For Purcell, clarity came with the realisation that he enjoyed working with people and helping people, demonstrated with both of his current ventures Mentored Media and Social Kung Fu.

“I enjoy working with people and the actual brand of the person,” he said.

“What we do for them is we are influencing what part of the story people get to see, which affects how people who want to keep following them or go to their shows or buy their things continue the relationship.

“We build relevance and credibility - you can be relevant but not be credible, and you can be credible but not relevant at all. If you want your pulse to continue to beat you need to remain relevant. Reinventing yourself is to align yourself with ‘what is this thing that I'm going to use this credibility attached to’.”

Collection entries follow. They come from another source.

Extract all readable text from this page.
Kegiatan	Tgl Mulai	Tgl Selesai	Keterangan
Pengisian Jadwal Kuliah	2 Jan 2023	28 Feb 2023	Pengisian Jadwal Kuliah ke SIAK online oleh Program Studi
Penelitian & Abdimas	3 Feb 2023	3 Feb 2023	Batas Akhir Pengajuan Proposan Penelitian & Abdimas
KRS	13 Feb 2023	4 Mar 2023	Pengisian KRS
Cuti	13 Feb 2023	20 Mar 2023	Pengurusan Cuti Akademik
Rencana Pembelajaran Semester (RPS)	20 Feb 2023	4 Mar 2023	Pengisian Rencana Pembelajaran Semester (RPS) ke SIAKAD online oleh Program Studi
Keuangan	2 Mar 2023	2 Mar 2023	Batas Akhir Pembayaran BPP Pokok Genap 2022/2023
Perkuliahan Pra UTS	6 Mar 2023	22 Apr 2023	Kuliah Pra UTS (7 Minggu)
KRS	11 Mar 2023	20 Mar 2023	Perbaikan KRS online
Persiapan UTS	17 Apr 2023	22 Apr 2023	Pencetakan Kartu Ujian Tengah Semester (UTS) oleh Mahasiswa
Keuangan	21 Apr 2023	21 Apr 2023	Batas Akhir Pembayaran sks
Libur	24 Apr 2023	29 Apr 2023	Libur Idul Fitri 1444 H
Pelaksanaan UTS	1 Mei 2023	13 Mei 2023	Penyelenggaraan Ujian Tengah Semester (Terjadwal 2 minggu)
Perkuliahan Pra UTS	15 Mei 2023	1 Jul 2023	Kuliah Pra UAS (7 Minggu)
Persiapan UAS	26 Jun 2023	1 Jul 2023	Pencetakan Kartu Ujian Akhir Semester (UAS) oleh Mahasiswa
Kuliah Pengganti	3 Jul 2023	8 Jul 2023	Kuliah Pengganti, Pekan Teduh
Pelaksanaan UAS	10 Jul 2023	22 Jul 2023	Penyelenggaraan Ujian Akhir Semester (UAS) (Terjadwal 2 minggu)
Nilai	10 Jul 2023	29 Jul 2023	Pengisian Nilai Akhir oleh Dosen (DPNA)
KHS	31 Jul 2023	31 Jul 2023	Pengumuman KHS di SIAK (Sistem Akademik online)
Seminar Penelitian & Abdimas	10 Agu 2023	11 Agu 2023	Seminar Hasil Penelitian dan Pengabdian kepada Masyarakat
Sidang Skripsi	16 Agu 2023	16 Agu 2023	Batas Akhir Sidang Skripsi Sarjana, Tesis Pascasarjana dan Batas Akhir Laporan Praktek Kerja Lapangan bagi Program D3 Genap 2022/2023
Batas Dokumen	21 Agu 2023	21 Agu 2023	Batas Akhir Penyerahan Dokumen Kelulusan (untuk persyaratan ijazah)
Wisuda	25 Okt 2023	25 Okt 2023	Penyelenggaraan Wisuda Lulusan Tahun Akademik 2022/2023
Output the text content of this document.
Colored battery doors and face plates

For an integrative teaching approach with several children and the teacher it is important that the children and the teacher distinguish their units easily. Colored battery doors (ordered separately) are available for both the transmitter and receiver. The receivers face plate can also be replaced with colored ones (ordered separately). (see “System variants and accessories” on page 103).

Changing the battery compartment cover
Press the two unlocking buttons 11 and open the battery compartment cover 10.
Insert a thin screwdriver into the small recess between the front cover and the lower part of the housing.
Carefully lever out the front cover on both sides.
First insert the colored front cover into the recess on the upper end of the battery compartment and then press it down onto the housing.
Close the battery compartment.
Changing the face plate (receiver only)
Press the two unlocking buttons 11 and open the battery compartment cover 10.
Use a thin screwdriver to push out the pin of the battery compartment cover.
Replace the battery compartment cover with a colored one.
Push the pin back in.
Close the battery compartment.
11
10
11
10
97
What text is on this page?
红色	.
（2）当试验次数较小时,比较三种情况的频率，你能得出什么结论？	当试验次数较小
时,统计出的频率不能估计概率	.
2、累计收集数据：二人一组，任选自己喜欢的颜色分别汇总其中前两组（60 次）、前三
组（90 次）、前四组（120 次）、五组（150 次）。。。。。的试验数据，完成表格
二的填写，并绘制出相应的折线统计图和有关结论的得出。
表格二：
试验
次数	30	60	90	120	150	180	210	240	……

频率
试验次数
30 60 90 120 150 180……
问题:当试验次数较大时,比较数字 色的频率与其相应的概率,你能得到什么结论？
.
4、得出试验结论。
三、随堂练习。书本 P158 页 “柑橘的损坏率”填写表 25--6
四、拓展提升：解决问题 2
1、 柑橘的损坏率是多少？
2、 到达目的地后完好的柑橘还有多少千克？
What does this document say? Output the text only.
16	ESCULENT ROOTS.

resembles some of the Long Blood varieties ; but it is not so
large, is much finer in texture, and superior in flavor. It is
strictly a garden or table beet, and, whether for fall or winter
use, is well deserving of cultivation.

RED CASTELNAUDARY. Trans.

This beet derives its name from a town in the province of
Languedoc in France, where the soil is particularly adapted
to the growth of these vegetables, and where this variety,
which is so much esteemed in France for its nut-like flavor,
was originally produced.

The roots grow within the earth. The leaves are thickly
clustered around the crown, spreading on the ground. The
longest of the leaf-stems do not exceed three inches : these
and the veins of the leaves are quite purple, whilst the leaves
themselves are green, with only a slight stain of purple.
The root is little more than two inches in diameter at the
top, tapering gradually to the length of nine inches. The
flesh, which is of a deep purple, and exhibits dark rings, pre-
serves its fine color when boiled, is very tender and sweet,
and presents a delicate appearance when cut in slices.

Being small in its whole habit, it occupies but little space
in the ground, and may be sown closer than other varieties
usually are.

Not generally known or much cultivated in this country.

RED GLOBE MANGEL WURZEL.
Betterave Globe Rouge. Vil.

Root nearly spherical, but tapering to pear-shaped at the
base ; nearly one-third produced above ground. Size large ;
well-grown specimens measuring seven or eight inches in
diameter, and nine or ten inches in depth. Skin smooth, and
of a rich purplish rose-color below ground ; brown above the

Part of this formula, and what Mentored Media helps clients to achieve, is helping them curate an image to achieve what an entrepreneur needs to present to the world.

“Let me give you an example. When you go for a job interview, on your resume do you include everything in your career on it? No. You need to put yourself forward in the best light possible that’s relevant for the job you want,” he explained.

“That curation, that’s putting forward to the world what you want people to judge you for. That’s important because that’s how we should be treating our brands.”